The Silence Jesuits and their contemporaries
In many instances, Jesuit influence is essential to understanding the history of Asian societies.
Many viewers of Martin Scorsese’s magnificent film Silence may come away with a deeply pessimistic opinion of early modern Catholic missions in Asia. For all their heroism and sacrifice, we surely think, those missionaries—especially the Jesuits—were pursuing a nearly impossible goal in seeking to bring a distinctly European form of the faith to ancient and profoundly alien Asian cultures. How could they hope to comprehend those other worlds, still less make an impact? We might find ourselves muttering Rudyard Kipling’s words about East and West, how “never the twain shall meet.”
Certainly, some Jesuit missionaries met dreadful fates, but others were astonishingly successful, and in precisely those areas of intercultural contact that we might expect to have been most difficult. The Jesuits were, above all, phenomenal linguists, and those skills made them invaluable to courts and governments around the world, even those who had little time for their religious message. In some remarkable cases, the missionaries shaped or even re-created the languages and literatures of the societies in which they operated.
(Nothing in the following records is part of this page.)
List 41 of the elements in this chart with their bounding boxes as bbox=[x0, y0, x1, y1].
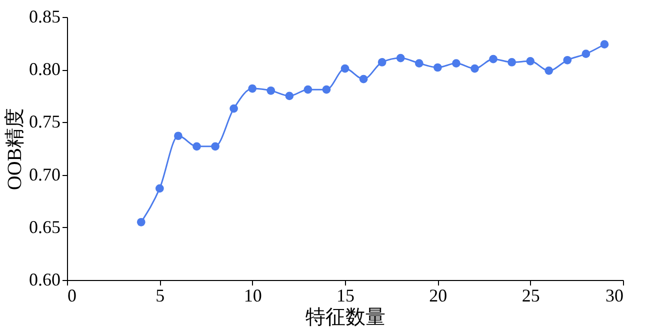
x-tick-label: 15 bbox=[336, 286, 354, 306]
point bbox=[304, 85, 312, 94]
y-tick-label: 0.85 bbox=[29, 6, 60, 26]
point bbox=[211, 142, 220, 151]
point bbox=[359, 74, 368, 84]
point bbox=[489, 54, 498, 64]
x-tick-label: 5 bbox=[156, 286, 165, 306]
point bbox=[563, 56, 572, 64]
point bbox=[155, 184, 164, 193]
point bbox=[192, 142, 201, 151]
point bbox=[340, 64, 350, 73]
point bbox=[470, 64, 479, 73]
point bbox=[508, 58, 516, 66]
point bbox=[544, 66, 554, 75]
point bbox=[174, 132, 182, 140]
point bbox=[248, 84, 257, 93]
point bbox=[433, 63, 442, 72]
point bbox=[600, 40, 609, 49]
point bbox=[378, 58, 386, 66]
point bbox=[452, 59, 460, 68]
point bbox=[266, 86, 276, 95]
x-tick-label: 25 bbox=[522, 286, 540, 306]
y-tick-label: 0.80 bbox=[29, 59, 60, 80]
x-axis-title: 特征数量 bbox=[306, 306, 386, 328]
y-tick-label: 0.70 bbox=[29, 164, 60, 184]
x-tick-label: 30 bbox=[606, 286, 624, 306]
point bbox=[396, 54, 405, 62]
point bbox=[285, 92, 294, 100]
point bbox=[414, 59, 424, 68]
point bbox=[230, 104, 238, 113]
x-tick-label: 0 bbox=[68, 286, 76, 306]
point bbox=[136, 218, 146, 226]
y-tick-label: 0.65 bbox=[29, 216, 60, 237]
x-tick-label: 10 bbox=[244, 286, 262, 306]
point bbox=[582, 50, 590, 58]
point bbox=[322, 85, 331, 94]
y-tick-label: 0.60 bbox=[29, 270, 60, 290]
point bbox=[526, 57, 535, 66]
x-tick-label: 20 bbox=[429, 286, 448, 306]
y-axis-title: OOB精度 bbox=[4, 108, 26, 190]
y-tick-label: 0.75 bbox=[29, 112, 60, 132]
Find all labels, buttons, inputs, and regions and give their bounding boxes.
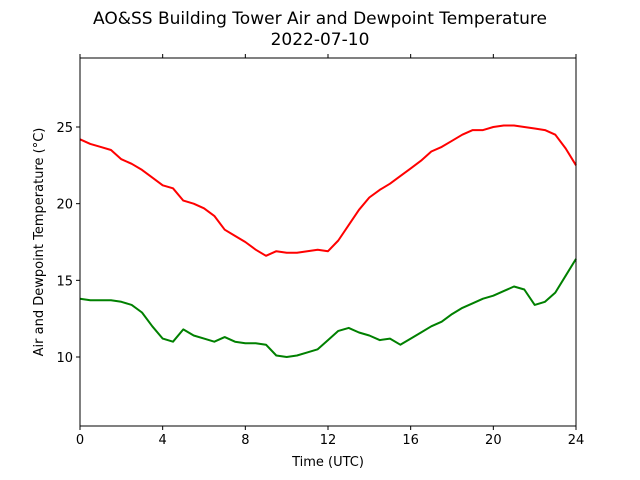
x-tick-label: 20 bbox=[485, 433, 502, 448]
chart-title: AO&SS Building Tower Air and Dewpoint Te… bbox=[93, 9, 547, 29]
x-axis-ticks: 0 4 8 12 16 20 24 bbox=[76, 54, 584, 448]
chart-subtitle: 2022-07-10 bbox=[271, 30, 370, 50]
x-axis-label: Time (UTC) bbox=[291, 455, 364, 470]
y-axis-label: Air and Dewpoint Temperature (°C) bbox=[32, 128, 47, 357]
y-tick-label: 25 bbox=[56, 121, 73, 136]
y-tick-label: 20 bbox=[56, 198, 73, 213]
series-layer bbox=[79, 124, 577, 358]
y-tick-label: 10 bbox=[56, 351, 73, 366]
x-tick-label: 4 bbox=[159, 433, 167, 448]
series-line-1 bbox=[79, 258, 577, 358]
x-tick-label: 24 bbox=[568, 433, 585, 448]
x-tick-label: 8 bbox=[241, 433, 249, 448]
y-tick-label: 15 bbox=[56, 274, 73, 289]
x-tick-label: 0 bbox=[76, 433, 84, 448]
x-tick-label: 12 bbox=[320, 433, 337, 448]
x-tick-label: 16 bbox=[402, 433, 419, 448]
series-line-0 bbox=[79, 124, 577, 257]
y-axis-ticks: 10 15 20 25 bbox=[56, 121, 80, 366]
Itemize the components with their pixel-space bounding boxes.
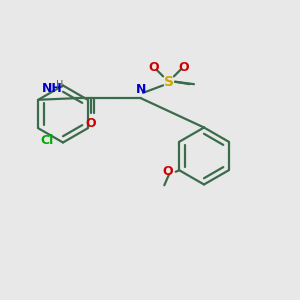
Text: NH: NH [41, 82, 62, 95]
Text: O: O [85, 117, 96, 130]
Text: O: O [178, 61, 189, 74]
Text: S: S [164, 75, 173, 89]
Text: N: N [136, 83, 146, 96]
Text: H: H [56, 80, 63, 90]
Text: O: O [148, 61, 159, 74]
Text: Cl: Cl [41, 134, 54, 147]
Text: O: O [162, 165, 173, 178]
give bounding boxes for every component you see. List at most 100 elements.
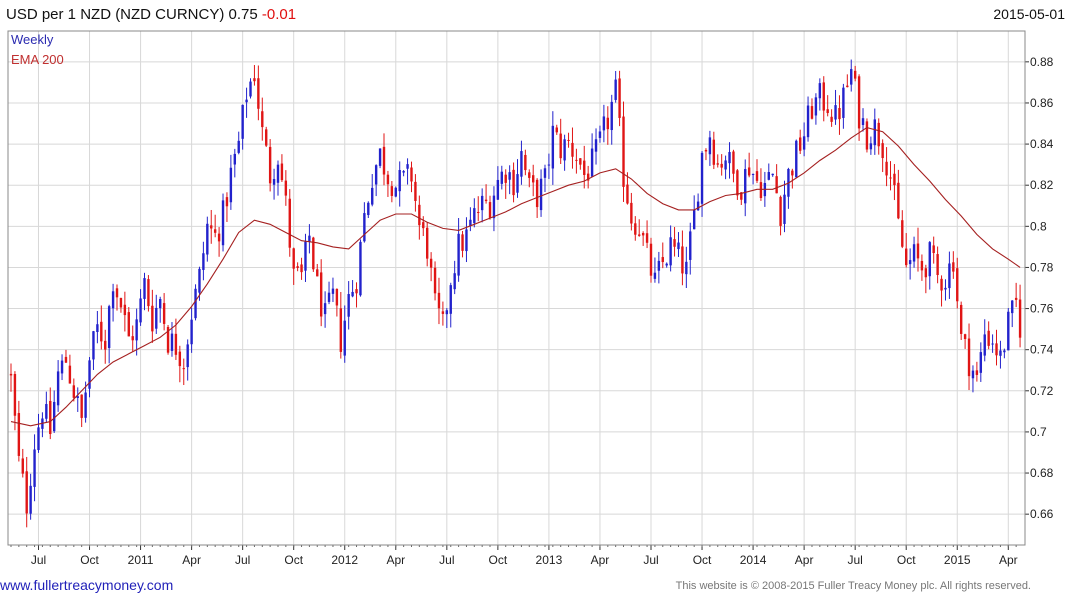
candle bbox=[229, 154, 233, 210]
candle-body bbox=[1007, 311, 1010, 351]
candle-body bbox=[842, 87, 845, 118]
candle bbox=[865, 118, 869, 153]
candle-body bbox=[881, 143, 884, 159]
candle-body bbox=[732, 151, 735, 174]
candle bbox=[374, 164, 378, 197]
candle-body bbox=[747, 167, 751, 176]
candle-body bbox=[681, 246, 684, 274]
candle-body bbox=[111, 291, 115, 309]
candle bbox=[665, 262, 668, 268]
candle bbox=[190, 307, 193, 353]
candle bbox=[959, 301, 963, 341]
candle-body bbox=[363, 213, 366, 242]
candle bbox=[606, 106, 610, 145]
candle bbox=[940, 275, 943, 307]
candle-body bbox=[92, 331, 95, 360]
candle bbox=[936, 246, 939, 284]
candle-body bbox=[606, 117, 610, 130]
candle-body bbox=[343, 320, 346, 356]
candle-body bbox=[567, 139, 570, 141]
candle-body bbox=[319, 272, 323, 317]
y-tick-label: 0.78 bbox=[1030, 260, 1054, 274]
candle-body bbox=[72, 385, 76, 398]
candle bbox=[233, 148, 237, 178]
y-tick-label: 0.88 bbox=[1030, 55, 1054, 69]
candle bbox=[21, 448, 24, 478]
candle bbox=[84, 381, 87, 423]
candle-body bbox=[84, 392, 87, 418]
candle-body bbox=[528, 172, 531, 178]
candle-body bbox=[174, 333, 178, 355]
candle bbox=[681, 230, 684, 286]
candle bbox=[810, 98, 814, 120]
candle bbox=[622, 101, 625, 202]
x-tick-label: Jul bbox=[31, 553, 46, 567]
candle bbox=[123, 291, 127, 332]
chart-title: USD per 1 NZD (NZD CURNCY) 0.75 -0.01 bbox=[6, 6, 296, 23]
candle bbox=[484, 184, 488, 204]
candle-body bbox=[834, 105, 837, 120]
candle bbox=[504, 169, 507, 199]
candle bbox=[543, 164, 547, 193]
candle bbox=[1007, 308, 1010, 351]
candle bbox=[433, 261, 437, 301]
candle-body bbox=[543, 168, 547, 178]
candle bbox=[159, 296, 162, 323]
candle bbox=[755, 159, 759, 184]
candle bbox=[60, 354, 64, 381]
candle-body bbox=[594, 139, 598, 152]
candle bbox=[783, 180, 786, 233]
candle bbox=[532, 164, 535, 197]
candle-body bbox=[367, 202, 370, 216]
candle-body bbox=[940, 278, 943, 291]
candle-body bbox=[1018, 299, 1022, 338]
candle bbox=[300, 257, 303, 280]
candle bbox=[284, 170, 288, 206]
candle bbox=[135, 308, 138, 356]
candle-body bbox=[190, 319, 193, 345]
candle bbox=[92, 330, 95, 370]
candle bbox=[178, 345, 182, 383]
candle-body bbox=[806, 105, 810, 138]
legend-ema-200: EMA 200 bbox=[11, 52, 64, 67]
candle-body bbox=[217, 233, 221, 242]
candle-body bbox=[669, 237, 672, 266]
candle bbox=[736, 169, 739, 200]
candle bbox=[210, 209, 213, 244]
candle bbox=[630, 192, 633, 231]
candle-body bbox=[618, 78, 621, 118]
candle bbox=[932, 236, 935, 264]
candle-body bbox=[873, 119, 876, 146]
candle-body bbox=[602, 116, 606, 131]
candle bbox=[461, 230, 464, 258]
candle bbox=[253, 65, 256, 86]
candle bbox=[414, 174, 417, 212]
candle bbox=[583, 145, 586, 189]
candle-body bbox=[712, 139, 716, 165]
candle bbox=[100, 305, 103, 350]
candle-body bbox=[638, 234, 641, 236]
candle-body bbox=[504, 174, 507, 183]
y-tick-label: 0.82 bbox=[1030, 178, 1054, 192]
candle bbox=[610, 94, 613, 145]
candle bbox=[520, 140, 523, 185]
candle-body bbox=[967, 338, 971, 377]
candle-body bbox=[798, 137, 802, 151]
candle bbox=[724, 155, 727, 180]
candle-body bbox=[626, 184, 629, 204]
grid-lines bbox=[8, 31, 1025, 545]
candle bbox=[634, 216, 637, 241]
candle bbox=[355, 282, 358, 308]
x-tick-label: Jul bbox=[643, 553, 658, 567]
candle-body bbox=[516, 174, 519, 193]
x-tick-label: Apr bbox=[999, 553, 1018, 567]
candle-body bbox=[441, 311, 445, 314]
candle-body bbox=[96, 324, 99, 333]
candle bbox=[798, 129, 802, 155]
candle-body bbox=[987, 330, 990, 346]
candle-body bbox=[202, 253, 205, 270]
candle-body bbox=[1014, 297, 1018, 300]
candle bbox=[139, 289, 142, 326]
candle bbox=[775, 164, 778, 194]
site-link[interactable]: www.fullertreacymoney.com bbox=[0, 577, 174, 593]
At many points, Jesuit influence is essential to understanding the history of Asian societies.
Alongside the martyrs of Japan who are the focus of Silence, we might recall their exact Jesuit contemporary Alexandre de Rhodes (1591–1660). Born in France, he spent much of his career in the land we call Vietnam, which was then a proud imperial power, with many wealthy aristocratic families. After the collapse of the missions to Japan, the Jesuit order made Indochina its next primary target, and de Rhodes was among the leaders of that effort. He plunged wholeheartedly into learning Vietnamese language, history, and culture, although run-ins with local lords repeatedly forced him into exile. Narrowly escaping a death sentence, he found himself unable to return to Vietnam. He died a little short of his seventieth year, while beginning a whole new missionary career—in Persia!